Kennesaw, Georgia as Proof of the Fallacy of Gun Control

In 1982, the city of Morton Grove, Illinois, passed an ordinance outlawing the ownership of guns within the city limits. In response, the city of Kennesaw, Georgia, passed an ordinance requiring that every head of household, with some exceptions, maintain a firearm in the home, with ammunition.

This, of course, has fueled a multitude of responses over the years from gun control advocates. One incident that draws their attention is the mass shooting at a FedEx center in 2014. They point to this as a failure of the required presence of guns to prevent this shooting. Of course, what they fail to even notice is that the FedEx shooting was, in fact, a failure of the opposite kind, since the FedEx facility was a posted Gun Free Victim Zone.FedEx-Shooting

Now comes a missive on the Kennesaw situation so bizarre that I will leave it to the reader to digest.

All this leads me here.

Last night, as I pondered this most recent attempt at gunsense, I finally gave expression to the senselessness that I feel when reading all the gun control nonsense, and the failure of their logic.
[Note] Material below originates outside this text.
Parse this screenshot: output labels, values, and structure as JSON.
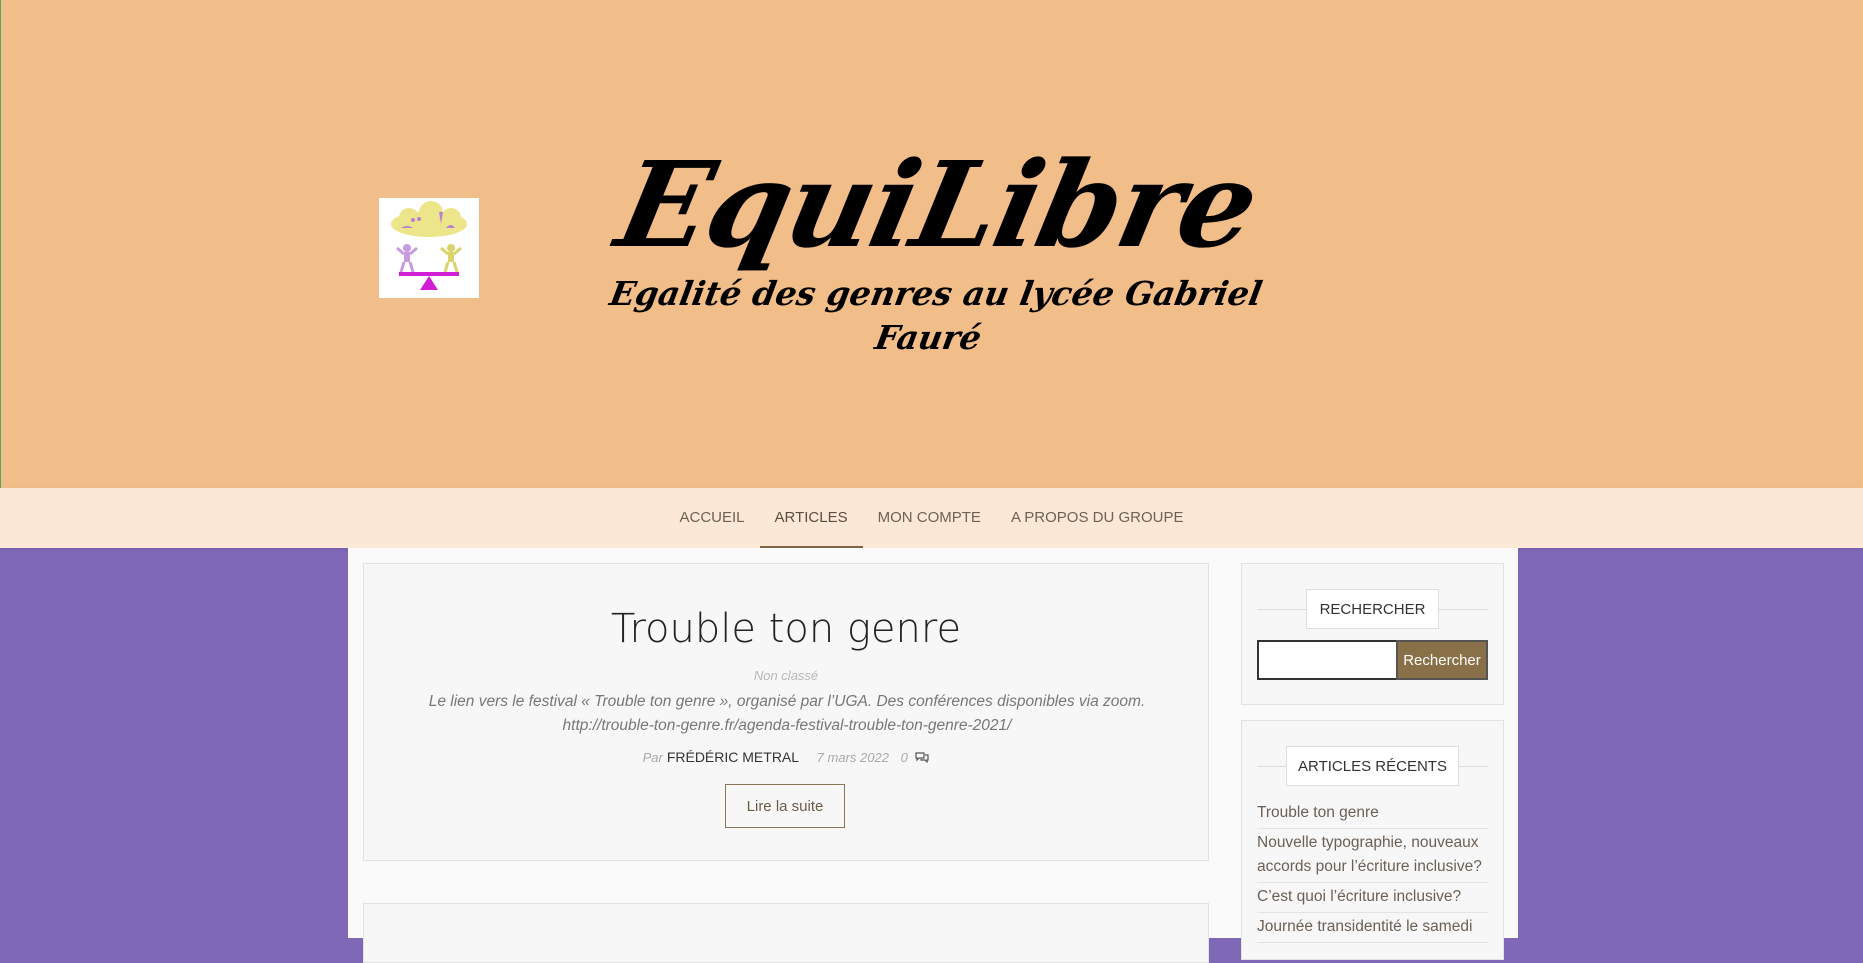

You see, gun control advocates, especially the most ignorant and vocal, almost without exception, equate the ownership of guns by any law abiding citizens to the ownership of guns by violent criminals. In their minds, there is no difference. To them, it is not the person who is the problem, it is the gun. No matter the person’s background, beliefs, circumstances, they will kill when they have a gun. Not may kill, will kill.

This is where the snake metaphor arises – it is an unknown, an inevitable danger that will attack without warning. And the implication is, of course, that this danger will attack the innocent owner as quickly and as surely as it will the intended target.

This, of course, grows from the gunsense belief that the presence of guns in the home will lead to suicides in the home. Not may lead, will lead. And it is this one point that above all else, to me, deflates the gunsense message, but, sadly, has been missed by we who defend our rights.

To best understand, I took the gunsense mantra to its extreme. If guns mean death, then mandatory guns, required guns, would have produced a 100% death rate. Or, at the very least, it would result in a marked, noticable, reported spike in gun related deaths.

And yet, this is not the case. The murder rate in Kennesaw is not 100%, or even 50%, given that only about half the households have guns. The suicide rate in Kennesaw does not seem to be any higher than anywhere else.

Further proof:

No spike in shootouts and gun deaths at the NRA convention. Ever.

No rash of shootings and gun deaths at USPSA, IDPA, or any other sport shooting events. Ever.

I could go on.

The time has come to point this out to the gunsense crowd, and politely ask them to shut the hell up.